Volunteers Help Special Olympics Succeed

HONOLULU (KHNL) - The Special Olympics program is run almost entirely by volunteers. Throughout Hawaii, more than 6,000 volunteers work together all year so that events like the summer games, can happen.

Team coaches, the set-up crew, and the security detail -- all volunteers. They're quite a diverse group. Military troops, police officers, even women from the community correctional center.

"There's thousands of volunteers. People are so so giving as far as coming out here, and giving of their own personal time," said Bryan Wauke, Assistant Chief, Honolulu Police Department.

"It sounded like a good opportunity to get involved in the community and a rewarding experience to work with the athletes here," said Curan Clonch, U.S. Air Force volunteer.

Volunteers are the heart of the program. With only 9 full time staff members, the 2,500 volunteers are a big part of making it all happen.

We asked president and CEO Nancy Botello what would happen, without the volunteers.

"It wouldn't happen, we couldn't do it without the volunteers.
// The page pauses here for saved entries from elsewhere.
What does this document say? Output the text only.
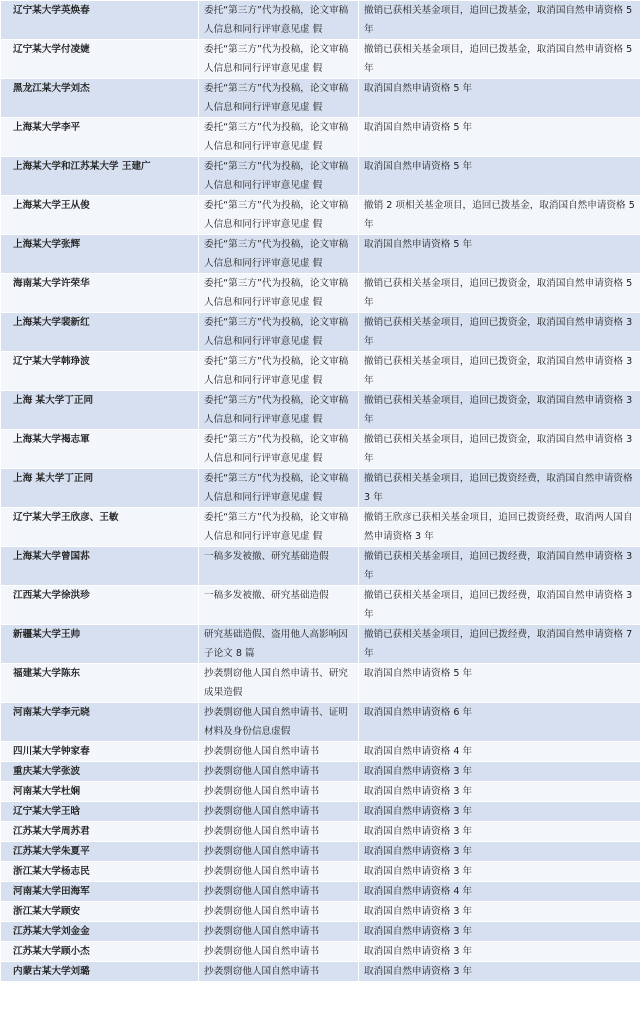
辽宁某大学英焕春	委托“第三方”代为投稿，论文审稿人信息和同行评审意见虚 假	撤销已获相关基金项目，追回已拨基金，取消国自然申请资格 5 年
辽宁某大学付凌婕	委托“第三方”代为投稿，论文审稿人信息和同行评审意见虚 假	撤销已获相关基金项目，追回已拨基金，取消国自然申请资格 5 年
黑龙江某大学刘杰	委托“第三方”代为投稿，论文审稿人信息和同行评审意见虚 假	取消国自然申请资格 5 年
上海某大学李平	委托“第三方”代为投稿，论文审稿人信息和同行评审意见虚 假	取消国自然申请资格 5 年
上海某大学和江苏某大学 王建广	委托“第三方”代为投稿，论文审稿人信息和同行评审意见虚 假	取消国自然申请资格 5 年
上海某大学王从俊	委托“第三方”代为投稿，论文审稿人信息和同行评审意见虚 假	撤销 2 项相关基金项目，追回已拨基金，取消国自然申请资格 5 年
上海某大学张辉	委托“第三方”代为投稿，论文审稿人信息和同行评审意见虚 假	取消国自然申请资格 5 年
海南某大学许荣华	委托“第三方”代为投稿，论文审稿人信息和同行评审意见虚 假	撤销已获相关基金项目，追回已拨资金，取消国自然申请资格 5 年
上海某大学裴新红	委托“第三方”代为投稿，论文审稿人信息和同行评审意见虚 假	撤销已获相关基金项目，追回已拨资金，取消国自然申请资格 3 年
辽宁某大学韩琤波	委托“第三方”代为投稿，论文审稿人信息和同行评审意见虚 假	撤销已获相关基金项目，追回已拨资金，取消国自然申请资格 3 年
上海 某大学丁正同	委托“第三方”代为投稿，论文审稿人信息和同行评审意见虚 假	撤销已获相关基金项目，追回已拨资金，取消国自然申请资格 3 年
上海某大学褐志軍	委托“第三方”代为投稿，论文审稿人信息和同行评审意见虚 假	撤销已获相关基金项目，追回已拨资金，取消国自然申请资格 3 年
上海 某大学丁正同	委托“第三方”代为投稿，论文审稿人信息和同行评审意见虚 假	撤销已获相关基金项目，追回已拨资经费，取消国自然申请资格 3 年
辽宁某大学王欣彦、王敏	委托“第三方”代为投稿，论文审稿人信息和同行评审意见虚 假	撤销王欣彦已获相关基金项目，追回已拨资经费，取消两人国自然申请资格 3 年
上海某大学曾国荪	一稿多发被撤、研究基础造假	撤销已获相关基金项目，追回已拨经费，取消国自然申请资格 3 年
江西某大学徐洪珍	一稿多发被撤、研究基础造假	撤销已获相关基金项目，追回已拨经费，取消国自然申请资格 3 年
新疆某大学王帅	研究基础造假、盗用他人高影响因子论文 8 篇	撤销已获相关基金项目，追回已拨经费，取消国自然申请资格 7 年
福建某大学陈东	抄袭剽窃他人国自然申请书、研究成果造假	取消国自然申请资格 5 年
河南某大学李元晓	抄袭剽窃他人国自然申请书、证明材料及身份信息虚假	取消国自然申请资格 6 年
四川某大学钟家春	抄袭剽窃他人国自然申请书	取消国自然申请资格 4 年
重庆某大学张波	抄袭剽窃他人国自然申请书	取消国自然申请资格 3 年
河南某大学杜娴	抄袭剽窃他人国自然申请书	取消国自然申请资格 3 年
辽宁某大学王晗	抄袭剽窃他人国自然申请书	取消国自然申请资格 3 年
江苏某大学周苏君	抄袭剽窃他人国自然申请书	取消国自然申请资格 3 年
江苏某大学朱夏平	抄袭剽窃他人国自然申请书	取消国自然申请资格 3 年
浙江某大学杨志民	抄袭剽窃他人国自然申请书	取消国自然申请资格 3 年
河南某大学田海军	抄袭剽窃他人国自然申请书	取消国自然申请资格 4 年
浙江某大学顾安	抄袭剽窃他人国自然申请书	取消国自然申请资格 3 年
江苏某大学刘金金	抄袭剽窃他人国自然申请书	取消国自然申请资格 3 年
江苏某大学顾小杰	抄袭剽窃他人国自然申请书	取消国自然申请资格 3 年
内蒙古某大学刘璐	抄袭剽窃他人国自然申请书	取消国自然申请资格 3 年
Special Olympics really is the largest grass roots volunteer program in the nation, probably the world and we just couldn't do it without them."

These volunteers give a lot to the special olympians, but they get back even more.
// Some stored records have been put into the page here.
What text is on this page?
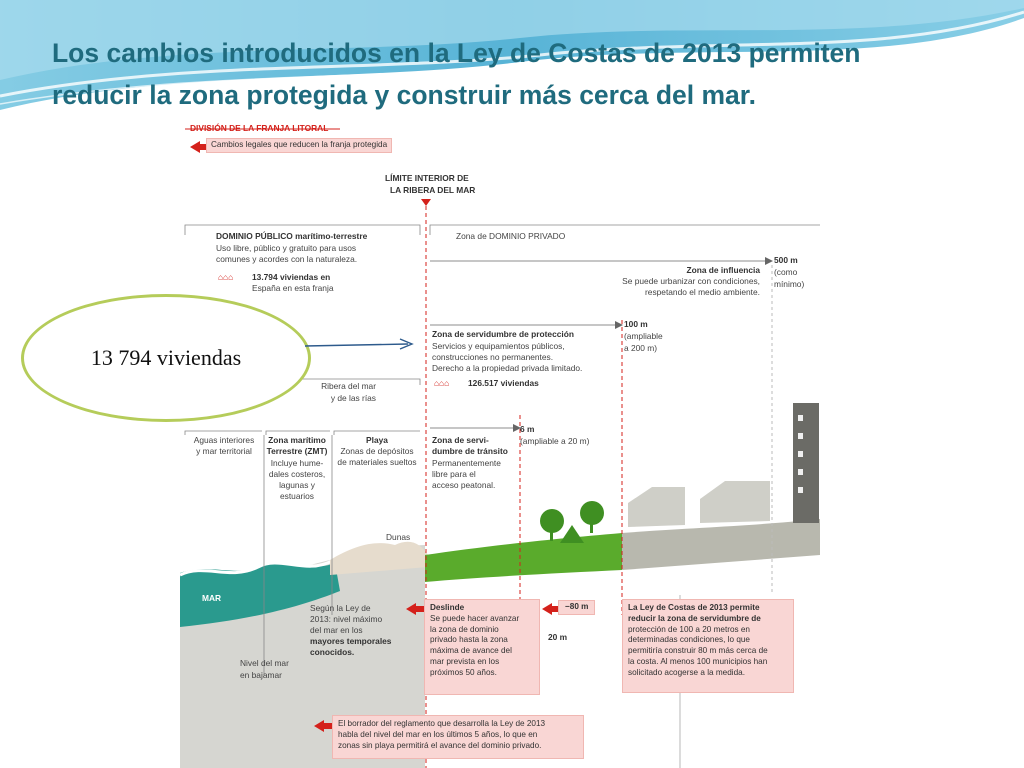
Los cambios introducidos en la Ley de Costas de 2013 permiten
reducir la zona protegida y construir más cerca del mar.
DIVISIÓN DE LA FRANJA LITORAL
Cambios legales que reducen la franja protegida
LÍMITE INTERIOR DE
LA RIBERA DEL MAR
DOMINIO PÚBLICO marítimo-terrestre
Uso libre, público y gratuito para usos
comunes y acordes con la naturaleza.
⌂⌂⌂ 13.794 viviendas en
España en esta franja
Zona de DOMINIO PRIVADO
Zona de influencia
Se puede urbanizar con condiciones,
respetando el medio ambiente.
500 m
(como
mínimo)
Zona de servidumbre de protección
Servicios y equipamientos públicos,
construcciones no permanentes.
Derecho a la propiedad privada limitado.
⌂⌂⌂ 126.517 viviendas
100 m
(ampliable
a 200 m)
Ribera del mar
y de las rías
Zona de servi-
dumbre de tránsito
Permanentemente
libre para el
acceso peatonal.
6 m
(ampliable a 20 m)
Aguas interiores
y mar territorial
Zona marítimo
Terrestre (ZMT)
Incluye hume-
dales costeros,
lagunas y
estuarios
Playa
Zonas de depósitos
de materiales sueltos
Dunas
MAR
Nivel del mar
en bajamar
Según la Ley de
2013: nivel máximo
del mar en los
mayores temporales
conocidos.
Deslinde
Se puede hacer avanzar
la zona de dominio
privado hasta la zona
máxima de avance del
mar prevista en los
próximos 50 años.
−80 m
20 m
La Ley de Costas de 2013 permite
reducir la zona de servidumbre de
protección de 100 a 20 metros en
determinadas condiciones, lo que
permitiría construir 80 m más cerca de
la costa. Al menos 100 municipios han
solicitado acogerse a la medida.
El borrador del reglamento que desarrolla la Ley de 2013
habla del nivel del mar en los últimos 5 años, lo que en
zonas sin playa permitirá el avance del dominio privado.
13 794 viviendas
"A lot of volunteers come to me and say, I came here thinking I was going to do something good, and they walk away feeling larger. They feel empowered too, they see the good of what they do."

"It feels great to do something good for the community and thats what its all about."

No matter what you're skill, officiating, marketing, or just cheering; Special Olympics Hawaii says they always need volunteers.